Daily Review: A Leprechaun’s Lament by Wayne Zurl
January 17, 2020
A mystery that begins as a simple story that builds into one of intrigue with international ramifications.
A stipulation of the Patriot Act gives Chief Sam Jenkins an easy job; investigate all the civilians working for the Prospect Police Department. But what looks like a routine chore to the gritty ex-New York detective, turns into a nightmare. Preliminary inquiries reveal that a middle-aged employee didn’t exist prior to 1975.
Murray McGuire spent the second half of his life repairing office equipment for the small city of Prospect, Tennessee, but the police can’t find a trace of the first half.
After uncovering nothing but dead ends during the background investigation and with frustrations running at flood level, Jenkins finds his subject lying face down in a Smoky Mountain creek bed—murdered assassination-style.
By calling in favors from old friends and new acquaintances, the chief uses resources developed during a lifetime in law enforcement to learn the true story of the man everyone called Typewriter Murray.

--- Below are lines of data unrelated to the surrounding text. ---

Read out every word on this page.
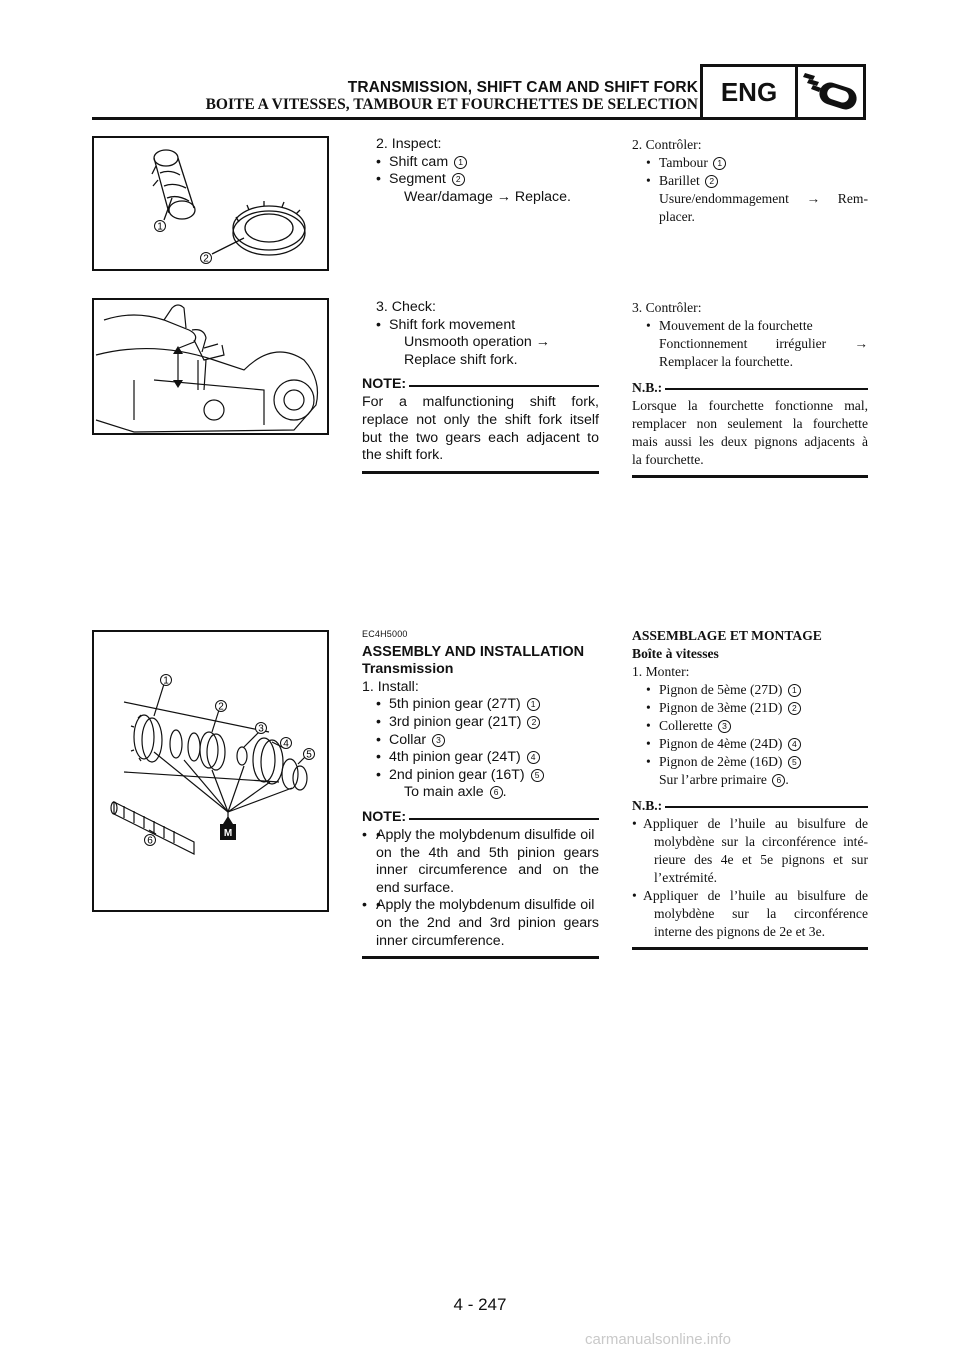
TRANSMISSION, SHIFT CAM AND SHIFT FORK
BOITE A VITESSES, TAMBOUR ET FOURCHETTES DE SELECTION ENG
1
2
2. Inspect:
• Shift cam 1
• Segment 2
Wear/damage → Replace.
2. Contrôler:
• Tambour 1
• Barillet 2
Usure/endommagement → Rem-
placer.
3. Check:
• Shift fork movement
Unsmooth operation →
Replace shift fork.
NOTE:
For a malfunctioning shift fork,
replace not only the shift fork itself
but the two gears each adjacent to
the shift fork.
3. Contrôler:
• Mouvement de la fourchette
Fonctionnement irrégulier →
Remplacer la fourchette.
N.B.:
Lorsque la fourchette fonctionne mal,
remplacer non seulement la fourchette
mais aussi les deux pignons adjacents à
la fourchette.
M
1
2
3
4
5
6
EC4H5000
ASSEMBLY AND INSTALLATION
Transmission
1. Install:
• 5th pinion gear (27T) 1
• 3rd pinion gear (21T) 2
• Collar 3
• 4th pinion gear (24T) 4
• 2nd pinion gear (16T) 5
To main axle 6 .
NOTE:
• • Apply the molybdenum disulfide oil
on the 4th and 5th pinion gears
inner circumference and on the
end surface.
• • Apply the molybdenum disulfide oil
on the 2nd and 3rd pinion gears
inner circumference.
ASSEMBLAGE ET MONTAGE
Boîte à vitesses
1. Monter:
• Pignon de 5ème (27D) 1
• Pignon de 3ème (21D) 2
• Collerette 3
• Pignon de 4ème (24D) 4
• Pignon de 2ème (16D) 5
Sur l’arbre primaire 6 .
N.B.:
• Appliquer de l’huile au bisulfure de
molybdène sur la circonférence inté-
rieure des 4e et 5e pignons et sur
l’extrémité.
• Appliquer de l’huile au bisulfure de
molybdène sur la circonférence
interne des pignons de 2e et 3e.
4 - 247
carmanualsonline.info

SAM JENKINS MYSTERIES are stand-alone novels that can be read in any order.
By Elaine Emmerick
This book is a fun read as well as a great who-done-it!

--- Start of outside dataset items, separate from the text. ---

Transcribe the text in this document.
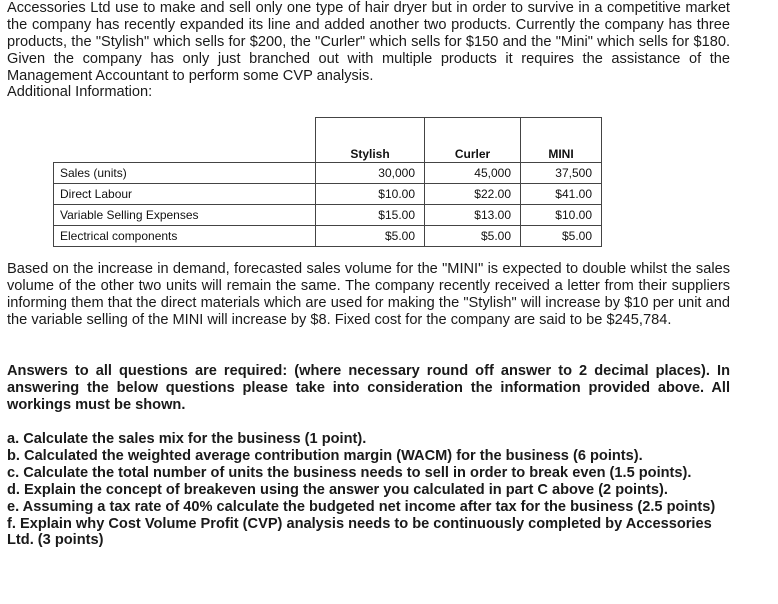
Accessories Ltd use to make and sell only one type of hair dryer but in order to survive in a competitive market the company has recently expanded its line and added another two products. Currently the company has three products, the "Stylish" which sells for $200, the "Curler" which sells for $150 and the "Mini" which sells for $180. Given the company has only just branched out with multiple products it requires the assistance of the Management Accountant to perform some CVP analysis.

Additional Information:

	Stylish	Curler	MINI
Sales (units)	30,000	45,000	37,500
Direct Labour	$10.00	$22.00	$41.00
Variable Selling Expenses	$15.00	$13.00	$10.00
Electrical components	$5.00	$5.00	$5.00

Based on the increase in demand, forecasted sales volume for the "MINI" is expected to double whilst the sales volume of the other two units will remain the same. The company recently received a letter from their suppliers informing them that the direct materials which are used for making the "Stylish" will increase by $10 per unit and the variable selling of the MINI will increase by $8. Fixed cost for the company are said to be $245,784.

Answers to all questions are required: (where necessary round off answer to 2 decimal places). In answering the below questions please take into consideration the information provided above. All workings must be shown.

a. Calculate the sales mix for the business (1 point).
b. Calculated the weighted average contribution margin (WACM) for the business (6 points).
c. Calculate the total number of units the business needs to sell in order to break even (1.5 points).
d. Explain the concept of breakeven using the answer you calculated in part C above (2 points).
e. Assuming a tax rate of 40% calculate the budgeted net income after tax for the business (2.5 points)
f. Explain why Cost Volume Profit (CVP) analysis needs to be continuously completed by Accessories Ltd. (3 points)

Murray McGuire is a man who has worked for the city of Prospect, Tn. for many years. Chief Sam Jenkins gets a grant from Homeland Security for background checks on all civil employees as well as new hires. When it comes to Murray, there’s no record of him before 1975! When Sam asks him for his birth certificate, marriage certificate, etc., he tells Sam that he lost all his important documents. Then Sam finds out Murray lied about it.
As information is slow going – Sam calls various government agencies: FBI, CIA, Northern Ireland and the British Consulate to see if anyone knows anything about Murray. When it’s all said and done, Sam uncovers a web of deceit and revenge.

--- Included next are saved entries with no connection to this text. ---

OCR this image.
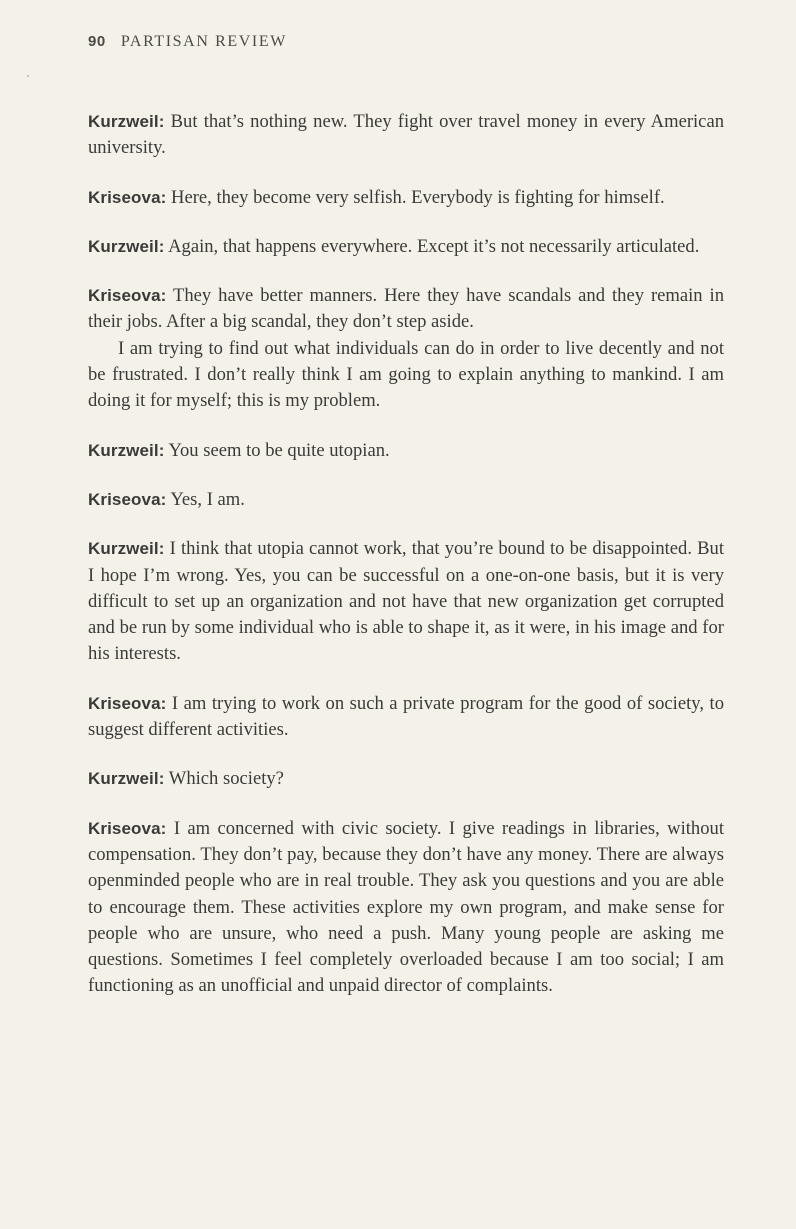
90 PARTISAN REVIEW

Kurzweil: But that’s nothing new. They fight over travel money in every American university.

Kriseova: Here, they become very selfish. Everybody is fighting for himself.

Kurzweil: Again, that happens everywhere. Except it’s not necessarily articulated.

Kriseova: They have better manners. Here they have scandals and they remain in their jobs. After a big scandal, they don’t step aside.

I am trying to find out what individuals can do in order to live decently and not be frustrated. I don’t really think I am going to explain anything to mankind. I am doing it for myself; this is my problem.

Kurzweil: You seem to be quite utopian.

Kriseova: Yes, I am.

Kurzweil: I think that utopia cannot work, that you’re bound to be disappointed. But I hope I’m wrong. Yes, you can be successful on a one-on-one basis, but it is very difficult to set up an organization and not have that new organization get corrupted and be run by some individual who is able to shape it, as it were, in his image and for his interests.

Kriseova: I am trying to work on such a private program for the good of society, to suggest different activities.

Kurzweil: Which society?

Kriseova: I am concerned with civic society. I give readings in libraries, without compensation. They don’t pay, because they don’t have any money. There are always openminded people who are in real trouble. They ask you questions and you are able to encourage them. These activities explore my own program, and make sense for people who are unsure, who need a push. Many young people are asking me questions. Sometimes I feel completely overloaded because I am too social; I am functioning as an unofficial and unpaid director of complaints.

While all this is going on, Sam sees his friend Lonnie Crosby – Sam isn’t too thrilled to see him – they haven’t spoken in many years. Will Sam confront Lonnie?
Slowly but surely, the pieces begin to fall into place and end in a surprising way!
Wayne has weaved a story that is full of suspense and comedy. You think you know who the killer is (I’m not telling) but it’s the last person you would expect!
One thing you don’t see too much is a comedic mystery and this is one of them! Wayne’s characters are real people – Sam, Kate, Bettye, and Stan are people you care about. I love Wayne’s sense of humor – even his characters are funny and make you laugh….that’s what I did!!
By Pat McDonald, British Crime Author
This begins as a simple story that builds into one of intrigue with international ramifications. It shows to me that you don’t need all the frantic car chasing, gun blasting actions of the all-American cop shows as depicted on TV Screens everywhere, to build tension.
This is the quiet sleepy town of Prospect, Tennessee, where nothing much ever happens and the 13 strong police department handle the routine everyday incidents, finding time to introduce vetting of its staff for the first time. That’s when it gets frustrating and one of their regular maintenance long-standing employees they discover doesn’t really exist.
When the second murder in the space of a few weeks happen and it turns out to be their very own non-registered, non-existent maintenance man Chief Sam Jenkins lends his past experience to bear and calls in a few favours, when he comes up with nothing from his routine inquiries.
I was reminded of Stephen King’s lesser-known ‘From a Buick 8’ and ’11:22:63’ whilst reading this, not for the stories but the style of writing, the inner voice of the author, and the quality of information contained in a well-researched book. His easy style and humour in the dialect conversations brought the characters to life for me.
Am I on my own in wanting to know how the other half eats? It always amazes me how cop shows and books portray characters as not needing food and watering, to me it makes it more real (but really grits and gravy for breakfast?) Here we have all the quality and realism of an alternative type of policing where everyday relationships are brought to life by excellent writing and attention to detail.
I am like a ‘train spotter’ spying a classic steam train – examining other types of policing than that which I am familiar – this is drenched in detail and quality characterisation.
I am left with wanting more of this author.